飲食店向けのビール販売も若干改善した。アサヒビールのビール販売の9割超を占める「スーパードライ」は飲食店向けが2割減と、9月の3割減からマイナス幅が縮小した。政府の観光業や飲食業支援「Go To」キャンペーンが後押ししたとみられる。
ビールが減税で350ミリリットル缶で7円値下げされたのに対し、約10円の値上げとなった第三のビールは2割減少した。増税前の9月にあった駆け込み需要の反動減の影響も受けた。
ただ新型コロナ下の節約志向で、依然ビールより割安な第三のビールの人気は底堅い。総務省の9月の家計調査によると、2人以上が住む1世帯あたりのビールの消費金額は969円と同8%減少した一方、発泡酒と第三のビールは1302円と32%増加。ビール大手幹部は「普段家で飲むのは第三、特別な日はビールと使い分ける傾向が強まっている」と話す。
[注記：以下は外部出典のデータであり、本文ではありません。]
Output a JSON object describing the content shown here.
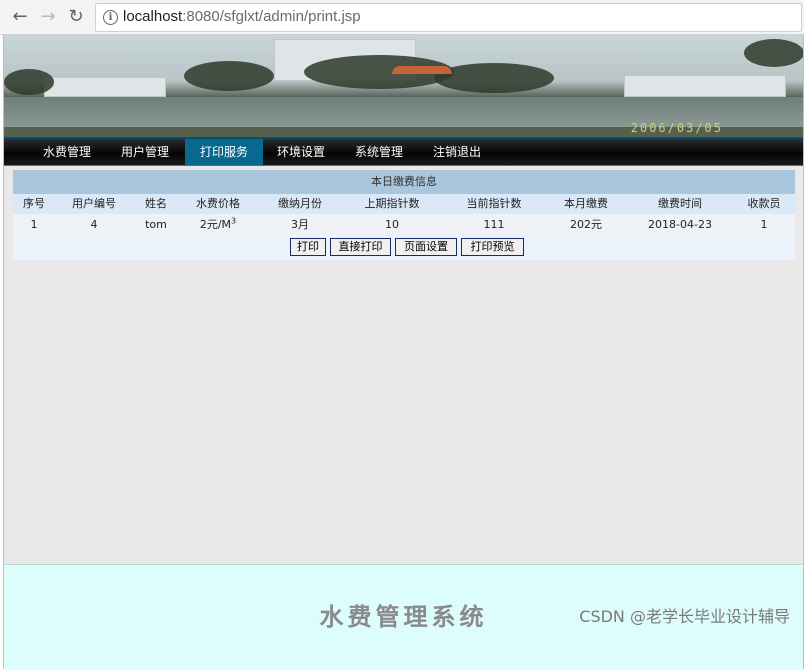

11月以降は第三のビールの販売が回復しそうだ。全国小売店の販売データを集計する日経POS(販売時点情報管理)によると、キリンの第三のビール「本麒麟」の販売量は増税直前の9月28日の週から2週連続で前週比で減少したが、10月12日の週から増加に転じた。ビール系飲料の増減税の影響は年内で一巡するとの見方が強い。